As a senior, Miller averaged 14.5 points, 4.9 rebounds, 1.6 blocked shots, 1.3 steals and 1.2 assists per game for the Crusaders, while connecting on 37.2 percent of his three-point field goal attempts and 83.0 percent of his free throws. He finished the season ranked second in the Patriot League in blocked shots, fourth in free throw percentage, seventh in steals, eighth in scoring, 14th in three-point field goals made and 15th in rebounding. Miller led the team in scoring 13 times and in rebounding 13 times that year, while scoring in double-figures 25 times.

==Professional career==
===Maine Red Claws (2015–2016)===
After going undrafted on the 2015 NBA draft, Miller joined the Boston Celtics for the 2015 NBA Summer League where he averaged 4.0 points and 1.3 rebounds in 12.1 minutes per game. On September 25, 2015, he signed with the Celtics. However, he was later waived by the Celtics on October 20 after appearing in one preseason game. On October 31, he was acquired by the Maine Red Claws of the NBA Development League as an affiliate player of the Celtics.

===Alba Berlin (2016–2017)===
On July 27, 2016, Miller signed with Alba Berlin of the German Bundesliga and EuroCup.

===Toronto Raptors (2017–2020)===
For the 2017–18 season, Miller signed with the Toronto Raptors of the NBA as the team's first two-way contract recipient. He would spend most of the season with the Raptors' G-League affiliate Raptors 905. Miller would play in 15 NBA regular season games for the Raptors, starting four times. He made his first career NBA start on March 4, 2018, against the Charlotte Hornets.

On February 10, 2019, Miller re-signed with the Toronto Raptors as a part of the main roster. That season, Miller played in 10 playoff games and won a championship with Raptors after they defeated the Golden State Warriors in the 2019 NBA Finals.
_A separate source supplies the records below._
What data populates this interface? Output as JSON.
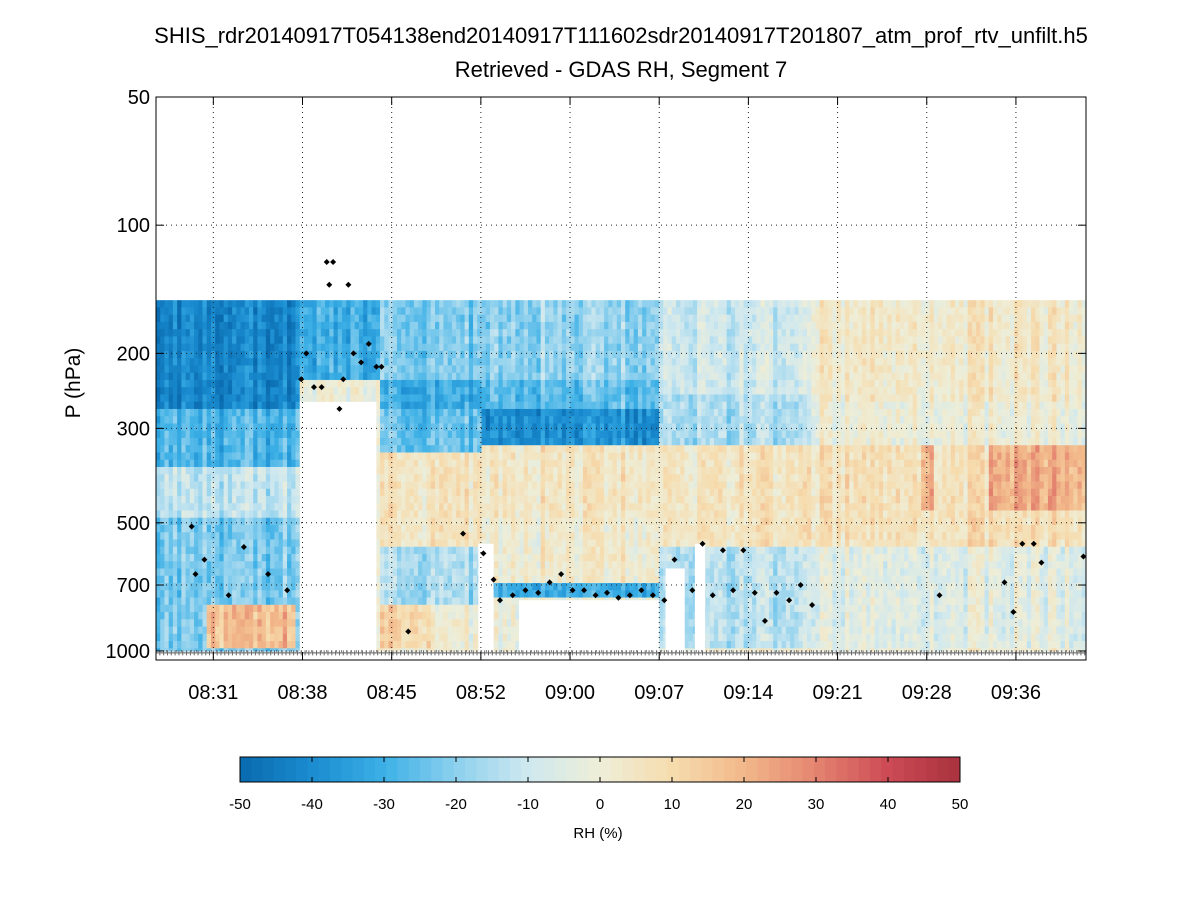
{
  "chart_data": {
    "type": "heatmap",
    "title": "SHIS_rdr20140917T054138end20140917T111602sdr20140917T201807_atm_prof_rtv_unfilt.h5",
    "subtitle": "Retrieved - GDAS RH, Segment 7",
    "ylabel": "P (hPa)",
    "xlabel": "",
    "y_scale": "log",
    "y_reversed": true,
    "ylim": [
      50,
      1050
    ],
    "yticks": [
      50,
      100,
      200,
      300,
      500,
      700,
      1000
    ],
    "ytick_labels": [
      "50",
      "100",
      "200",
      "300",
      "500",
      "700",
      "1000"
    ],
    "x_minutes_range": [
      26.5,
      99.5
    ],
    "xticks_minutes": [
      31,
      38,
      45,
      52,
      59,
      66,
      73,
      80,
      87,
      94
    ],
    "xtick_labels": [
      "08:31",
      "08:38",
      "08:45",
      "08:52",
      "09:00",
      "09:07",
      "09:14",
      "09:21",
      "09:28",
      "09:36"
    ],
    "grid": true,
    "data_top_pressure": 150,
    "colorbar": {
      "label": "RH (%)",
      "vmin": -50,
      "vmax": 50,
      "ticks": [
        -50,
        -40,
        -30,
        -20,
        -10,
        0,
        10,
        20,
        30,
        40,
        50
      ],
      "tick_labels": [
        "-50",
        "-40",
        "-30",
        "-20",
        "-10",
        "0",
        "10",
        "20",
        "30",
        "40",
        "50"
      ],
      "colors": [
        "#0a6aae",
        "#1a8cd0",
        "#3cb0e6",
        "#8dd0ee",
        "#cfe8ef",
        "#eeeed8",
        "#f6dcae",
        "#f2b88a",
        "#e48470",
        "#cc4a55",
        "#a8323e"
      ]
    },
    "wet_regions": [
      {
        "t0": 26.5,
        "t1": 37.8,
        "p0": 150,
        "p1": 270,
        "rh": -42
      },
      {
        "t0": 26.5,
        "t1": 37.8,
        "p0": 270,
        "p1": 370,
        "rh": -28
      },
      {
        "t0": 26.5,
        "t1": 37.8,
        "p0": 370,
        "p1": 480,
        "rh": -12
      },
      {
        "t0": 26.5,
        "t1": 37.8,
        "p0": 480,
        "p1": 1000,
        "rh": -22
      },
      {
        "t0": 30.5,
        "t1": 37.5,
        "p0": 780,
        "p1": 980,
        "rh": 18
      },
      {
        "t0": 37.8,
        "t1": 44.0,
        "p0": 150,
        "p1": 230,
        "rh": -30
      },
      {
        "t0": 44.0,
        "t1": 52.0,
        "p0": 150,
        "p1": 230,
        "rh": -22
      },
      {
        "t0": 44.0,
        "t1": 52.0,
        "p0": 230,
        "p1": 270,
        "rh": -32
      },
      {
        "t0": 44.0,
        "t1": 52.0,
        "p0": 270,
        "p1": 340,
        "rh": -25
      },
      {
        "t0": 44.0,
        "t1": 52.0,
        "p0": 340,
        "p1": 560,
        "rh": 6
      },
      {
        "t0": 44.0,
        "t1": 52.0,
        "p0": 560,
        "p1": 780,
        "rh": -16
      },
      {
        "t0": 44.0,
        "t1": 48.0,
        "p0": 780,
        "p1": 980,
        "rh": 12
      },
      {
        "t0": 52.0,
        "t1": 66.0,
        "p0": 150,
        "p1": 230,
        "rh": -18
      },
      {
        "t0": 52.0,
        "t1": 66.0,
        "p0": 230,
        "p1": 270,
        "rh": -25
      },
      {
        "t0": 52.0,
        "t1": 66.0,
        "p0": 270,
        "p1": 330,
        "rh": -38
      },
      {
        "t0": 52.0,
        "t1": 66.0,
        "p0": 330,
        "p1": 480,
        "rh": 6
      },
      {
        "t0": 52.0,
        "t1": 66.0,
        "p0": 480,
        "p1": 680,
        "rh": 3
      },
      {
        "t0": 52.0,
        "t1": 66.0,
        "p0": 680,
        "p1": 760,
        "rh": -30
      },
      {
        "t0": 66.0,
        "t1": 78.0,
        "p0": 150,
        "p1": 250,
        "rh": -10
      },
      {
        "t0": 66.0,
        "t1": 78.0,
        "p0": 250,
        "p1": 330,
        "rh": -16
      },
      {
        "t0": 66.0,
        "t1": 78.0,
        "p0": 330,
        "p1": 560,
        "rh": 5
      },
      {
        "t0": 66.0,
        "t1": 78.0,
        "p0": 560,
        "p1": 980,
        "rh": -14
      },
      {
        "t0": 78.0,
        "t1": 99.5,
        "p0": 150,
        "p1": 260,
        "rh": 4
      },
      {
        "t0": 78.0,
        "t1": 99.5,
        "p0": 260,
        "p1": 330,
        "rh": 0
      },
      {
        "t0": 78.0,
        "t1": 99.5,
        "p0": 330,
        "p1": 560,
        "rh": 8
      },
      {
        "t0": 78.0,
        "t1": 99.5,
        "p0": 560,
        "p1": 980,
        "rh": -4
      },
      {
        "t0": 92.0,
        "t1": 99.5,
        "p0": 330,
        "p1": 460,
        "rh": 22
      },
      {
        "t0": 86.5,
        "t1": 87.5,
        "p0": 330,
        "p1": 460,
        "rh": 24
      }
    ],
    "blank_regions": [
      {
        "t0": 37.8,
        "t1": 43.8,
        "p0": 260,
        "p1": 1010
      },
      {
        "t0": 55.0,
        "t1": 66.0,
        "p0": 760,
        "p1": 1010
      },
      {
        "t0": 51.8,
        "t1": 53.0,
        "p0": 560,
        "p1": 1010
      },
      {
        "t0": 66.5,
        "t1": 68.0,
        "p0": 640,
        "p1": 1010
      },
      {
        "t0": 68.8,
        "t1": 69.6,
        "p0": 560,
        "p1": 1010
      }
    ],
    "cloud_top_markers": [
      {
        "t": 29.3,
        "p": 510
      },
      {
        "t": 29.6,
        "p": 660
      },
      {
        "t": 30.3,
        "p": 610
      },
      {
        "t": 32.2,
        "p": 740
      },
      {
        "t": 33.4,
        "p": 570
      },
      {
        "t": 35.3,
        "p": 660
      },
      {
        "t": 36.8,
        "p": 720
      },
      {
        "t": 37.9,
        "p": 230
      },
      {
        "t": 38.3,
        "p": 200
      },
      {
        "t": 38.9,
        "p": 240
      },
      {
        "t": 39.5,
        "p": 240
      },
      {
        "t": 39.9,
        "p": 122
      },
      {
        "t": 40.1,
        "p": 138
      },
      {
        "t": 40.4,
        "p": 122
      },
      {
        "t": 40.9,
        "p": 270
      },
      {
        "t": 41.2,
        "p": 230
      },
      {
        "t": 41.6,
        "p": 138
      },
      {
        "t": 42.0,
        "p": 200
      },
      {
        "t": 42.6,
        "p": 210
      },
      {
        "t": 43.2,
        "p": 190
      },
      {
        "t": 43.8,
        "p": 215
      },
      {
        "t": 44.2,
        "p": 215
      },
      {
        "t": 46.3,
        "p": 900
      },
      {
        "t": 50.6,
        "p": 530
      },
      {
        "t": 52.2,
        "p": 590
      },
      {
        "t": 53.0,
        "p": 680
      },
      {
        "t": 53.5,
        "p": 760
      },
      {
        "t": 54.5,
        "p": 740
      },
      {
        "t": 55.5,
        "p": 720
      },
      {
        "t": 56.5,
        "p": 730
      },
      {
        "t": 57.4,
        "p": 690
      },
      {
        "t": 58.3,
        "p": 660
      },
      {
        "t": 59.2,
        "p": 720
      },
      {
        "t": 60.1,
        "p": 720
      },
      {
        "t": 61.0,
        "p": 740
      },
      {
        "t": 61.9,
        "p": 730
      },
      {
        "t": 62.8,
        "p": 750
      },
      {
        "t": 63.7,
        "p": 740
      },
      {
        "t": 64.6,
        "p": 720
      },
      {
        "t": 65.5,
        "p": 740
      },
      {
        "t": 66.4,
        "p": 760
      },
      {
        "t": 67.2,
        "p": 610
      },
      {
        "t": 68.6,
        "p": 720
      },
      {
        "t": 69.4,
        "p": 560
      },
      {
        "t": 70.2,
        "p": 740
      },
      {
        "t": 71.0,
        "p": 580
      },
      {
        "t": 71.8,
        "p": 720
      },
      {
        "t": 72.6,
        "p": 580
      },
      {
        "t": 73.5,
        "p": 730
      },
      {
        "t": 74.3,
        "p": 850
      },
      {
        "t": 75.2,
        "p": 730
      },
      {
        "t": 76.2,
        "p": 760
      },
      {
        "t": 77.1,
        "p": 700
      },
      {
        "t": 78.0,
        "p": 780
      },
      {
        "t": 88.0,
        "p": 740
      },
      {
        "t": 93.1,
        "p": 690
      },
      {
        "t": 93.8,
        "p": 810
      },
      {
        "t": 94.5,
        "p": 560
      },
      {
        "t": 95.4,
        "p": 560
      },
      {
        "t": 96.0,
        "p": 620
      },
      {
        "t": 99.3,
        "p": 600
      }
    ],
    "surface_pressure": 1010
  }
}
In the 2019–20 season, Miller played in 28 games for the Raptors, starting once.

===Salt Lake City Stars (2021)===
On December 18, 2020, Miller signed a contract with the Utah Jazz. He was waived at the conclusion of training camp, but was later added to the roster of their G League affiliate, the Salt Lake City Stars.
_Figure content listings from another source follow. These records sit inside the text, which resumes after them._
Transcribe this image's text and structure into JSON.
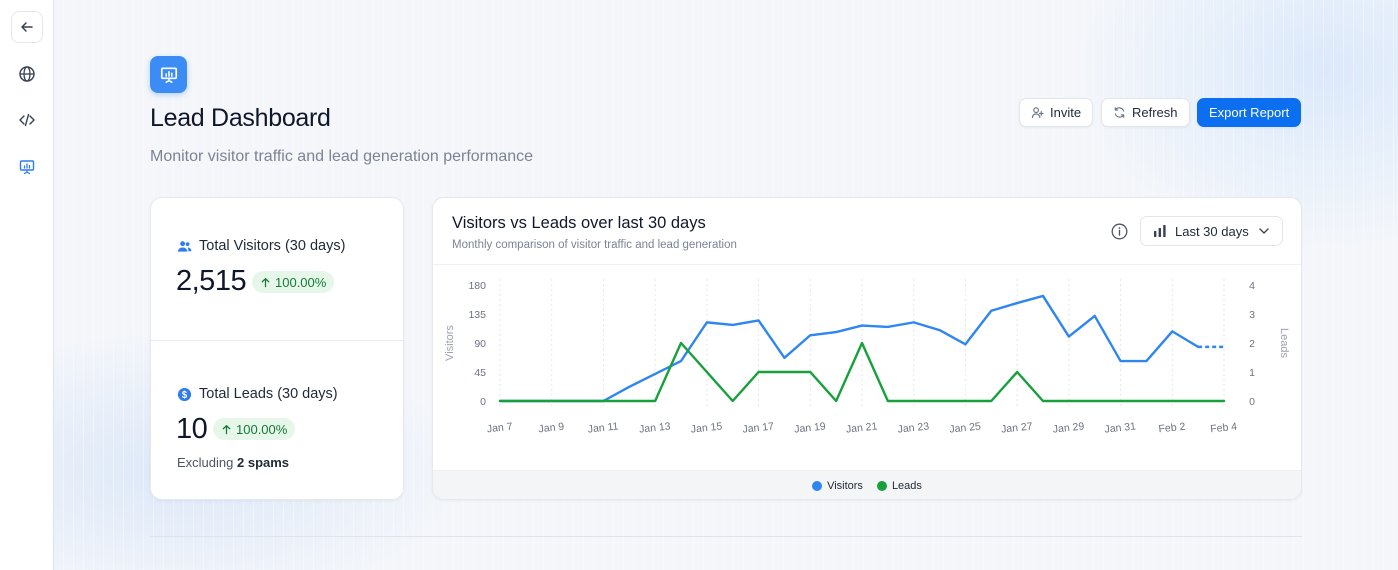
{
  "nav": {
    "items": [
      {
        "icon": "back-arrow-icon"
      },
      {
        "icon": "globe-icon"
      },
      {
        "icon": "code-icon"
      },
      {
        "icon": "presentation-chart-icon"
      }
    ]
  },
  "header": {
    "title": "Lead Dashboard",
    "subtitle": "Monitor visitor traffic and lead generation performance",
    "invite_label": "Invite",
    "refresh_label": "Refresh",
    "export_label": "Export Report",
    "accent": "#0b6ff0"
  },
  "stats": {
    "visitors": {
      "label": "Total Visitors (30 days)",
      "value": "2,515",
      "change": "100.00%"
    },
    "leads": {
      "label": "Total Leads (30 days)",
      "value": "10",
      "change": "100.00%"
    },
    "excluding_prefix": "Excluding",
    "excluding_count": "2 spams"
  },
  "chart": {
    "title": "Visitors vs Leads over last 30 days",
    "subtitle": "Monthly comparison of visitor traffic and lead generation",
    "range_label": "Last 30 days"
  },
  "chart_data": {
    "type": "line",
    "title": "Visitors vs Leads over last 30 days",
    "x": [
      "Jan 7",
      "Jan 8",
      "Jan 9",
      "Jan 10",
      "Jan 11",
      "Jan 12",
      "Jan 13",
      "Jan 14",
      "Jan 15",
      "Jan 16",
      "Jan 17",
      "Jan 18",
      "Jan 19",
      "Jan 20",
      "Jan 21",
      "Jan 22",
      "Jan 23",
      "Jan 24",
      "Jan 25",
      "Jan 26",
      "Jan 27",
      "Jan 28",
      "Jan 29",
      "Jan 30",
      "Jan 31",
      "Feb 1",
      "Feb 2",
      "Feb 3",
      "Feb 4"
    ],
    "tick_labels": [
      "Jan 7",
      "Jan 9",
      "Jan 11",
      "Jan 13",
      "Jan 15",
      "Jan 17",
      "Jan 19",
      "Jan 21",
      "Jan 23",
      "Jan 25",
      "Jan 27",
      "Jan 29",
      "Jan 31",
      "Feb 2",
      "Feb 4"
    ],
    "series": [
      {
        "name": "Visitors",
        "axis": "left",
        "color": "#2e86f0",
        "values": [
          0,
          0,
          0,
          0,
          0,
          22,
          42,
          62,
          122,
          118,
          125,
          67,
          102,
          107,
          117,
          115,
          122,
          110,
          88,
          140,
          152,
          163,
          100,
          132,
          62,
          62,
          108,
          84,
          84
        ],
        "dashed_from_index": 27
      },
      {
        "name": "Leads",
        "axis": "right",
        "color": "#17a03c",
        "values": [
          0,
          0,
          0,
          0,
          0,
          0,
          0,
          2,
          1,
          0,
          1,
          1,
          1,
          0,
          2,
          0,
          0,
          0,
          0,
          0,
          1,
          0,
          0,
          0,
          0,
          0,
          0,
          0,
          0
        ]
      }
    ],
    "y_left": {
      "label": "Visitors",
      "ticks": [
        0,
        45,
        90,
        135,
        180
      ],
      "ylim": [
        0,
        180
      ]
    },
    "y_right": {
      "label": "Leads",
      "ticks": [
        0,
        1,
        2,
        3,
        4
      ],
      "ylim": [
        0,
        4
      ]
    },
    "legend": [
      "Visitors",
      "Leads"
    ],
    "legend_position": "bottom"
  }
}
===Vanoli Cremona (2021–2022)===
On August 29, 2021, Miller signed with Vanoli Cremona of the Italian Lega Basket Serie A (LBA). After averaging 9.3 points per game, he parted ways with the team on January 24, 2022.

===Return to the 905 (2022–2023)===
On December 15, 2022, Miller was traded from the Salt Lake City Stars to the Raptors 905.

===Limoges CSP (2023)===
On January 19, 2023, he signed with Limoges CSP of the LNB Pro A.
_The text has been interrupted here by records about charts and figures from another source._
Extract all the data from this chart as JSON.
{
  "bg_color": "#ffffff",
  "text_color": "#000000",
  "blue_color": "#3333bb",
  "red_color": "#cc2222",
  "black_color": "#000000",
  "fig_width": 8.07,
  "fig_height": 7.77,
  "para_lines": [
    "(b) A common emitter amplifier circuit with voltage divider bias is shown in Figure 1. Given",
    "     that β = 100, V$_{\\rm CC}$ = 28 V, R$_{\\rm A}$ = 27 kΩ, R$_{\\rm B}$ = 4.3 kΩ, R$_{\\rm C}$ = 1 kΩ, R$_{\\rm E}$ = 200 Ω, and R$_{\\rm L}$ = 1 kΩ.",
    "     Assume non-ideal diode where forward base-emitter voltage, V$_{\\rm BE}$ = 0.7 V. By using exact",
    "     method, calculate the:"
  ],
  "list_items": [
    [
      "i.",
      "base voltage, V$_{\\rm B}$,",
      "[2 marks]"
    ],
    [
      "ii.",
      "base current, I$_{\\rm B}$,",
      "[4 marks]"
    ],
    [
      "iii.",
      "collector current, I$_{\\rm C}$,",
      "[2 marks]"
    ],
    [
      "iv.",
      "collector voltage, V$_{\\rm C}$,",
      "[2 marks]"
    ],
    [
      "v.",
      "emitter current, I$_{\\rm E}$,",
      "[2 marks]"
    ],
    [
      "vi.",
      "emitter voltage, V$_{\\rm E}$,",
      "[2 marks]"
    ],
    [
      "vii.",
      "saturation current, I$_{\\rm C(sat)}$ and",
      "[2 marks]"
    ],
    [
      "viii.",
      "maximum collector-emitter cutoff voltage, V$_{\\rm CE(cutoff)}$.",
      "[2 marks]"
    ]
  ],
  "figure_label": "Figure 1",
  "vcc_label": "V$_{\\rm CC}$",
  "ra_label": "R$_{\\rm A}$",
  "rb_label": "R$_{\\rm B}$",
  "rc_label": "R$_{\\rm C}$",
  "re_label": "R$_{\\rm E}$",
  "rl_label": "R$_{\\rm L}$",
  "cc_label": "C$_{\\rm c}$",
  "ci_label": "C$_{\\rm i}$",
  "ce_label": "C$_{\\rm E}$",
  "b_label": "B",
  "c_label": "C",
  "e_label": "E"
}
===Taipei Taishin Mars (2024-2025)===
On September 7, 2024, Miller signed with the Taipei Taishin Mars of the Taiwan Professional Basketball League (TPBL). On June 2, 2025, Miller was selected to the All-Defensive Second Team of the TPBL in 2024–25 season.

===Taoyuan Taiwan Beer Leopards (2025-present)===
On August 20, 2025, Miller signed with the Taoyuan Taiwan Beer Leopards of the Taiwan Professional Basketball League (TPBL).

On May 9, 2026, Miller was selected to the All-Defensive Second Team of the TPBL in 2025–26 season. On August 5, Miller re-signed with the Taoyuan Taiwan Beer Leopards of the Taiwan Professional Basketball League (TPBL).

==Career statistics==

===NBA===

====Regular season====

| Year | Team | GP | GS | MPG | FG% | 3P% | FT% | RPG | APG | SPG | BPG | PPG |
|---|---|---|---|---|---|---|---|---|---|---|---|---|
| 2017–18 | Toronto | 15 | 4 | 8.4 | .464 | .381 | 1.000 | 1.0 | .2 | .1 | .1 | 2.5 |
| 2018–19† | Toronto | 10 | 0 | 6.7 | .423 | .476 | .750 | .5 | .1 | .1 | .1 | 3.5 |
| 2019–20 | Toronto | 28 | 1 | 5.8 | .414 | .364 | .375 | .6 | .4 | .2 | .1 | 1.3 |
| Career |  | 53 | 5 | 6.7 | .434 | .406 | .625 | .7 | .3 | .1 | .1 | 2.0 |

====Playoffs====

| Year | Team | GP | GS | MPG | FG% | 3P% | FT% | RPG | APG | SPG | BPG | PPG |
|---|---|---|---|---|---|---|---|---|---|---|---|---|
| 2019† | Toronto | 10 | 0 | 2.8 | .250 | .167 | .750 | .5 | .1 | .0 | .1 | .8 |
| 2020 | Toronto | 1 | 0 | 5.0 | .333 | 1.000 | .0 | .0 | .0 | .0 | .0 | 3.0 |
| Career |  | 11 | 0 | 3.0 | .273 | .286 | .750 | .5 | .1 | .0 | .1 | 1.0 |

==Personal life==
The son of Robert and Sheila Miller, he has one brother and two sisters. His sister, Janell Thomas, played basketball at North Carolina Central. In June 2021 Miller married his longtime girlfriend, Dana, and in October 2021 they welcomed a daughter.